I am interest in trading by optimally exploiting a directional forecast given by an oracle.
The oracle predicts directionally the price of an asset (higher or lower than at the moment of forecast delivery) in a forecast horizon H, say 180 minutes. The forecast is delivered several times within a single forecast horizon: it is delivered every D minutes, say, 20.
It is known that:
- The oracle is correct a certain fraction of the time, say 60%.
Furthermore, let's make the simplifying hypothesis that:
- The distribution of the absolute value of the realized price change is the same for all 4 pairs: [predicted up - right, predicted up - wrong, predicted down - right, predicted down - wrong]
A trivial strategy to exploit this oracle would be to treat every single forecast independently, and execute a trade in the direction of the forecast at every delivery, closing each order after its forecast horizon has expired.

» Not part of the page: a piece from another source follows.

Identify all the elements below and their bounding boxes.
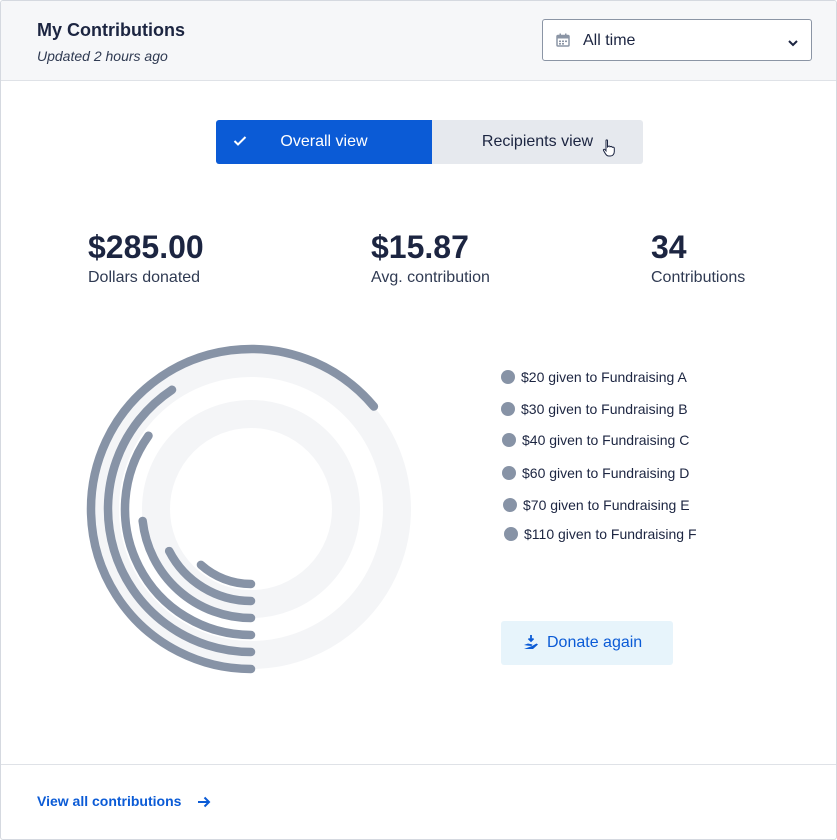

Nevertheless, the forecasts predict quantities that are all but independent of one another (consecutive price points of the same asset at a frequency of 1/D). The forecast formulated at time T-D, for example, is relevant information when deciding what to do at time T, because it informs about the price at T+H-D, which in turn is very much predictive of the price at T+H.
How can I exploit completely all the relevant information available? I tried looking into reinforcement learning techniques such as Temporal Difference Learning, but I can't find the perfect fit. Where should I look?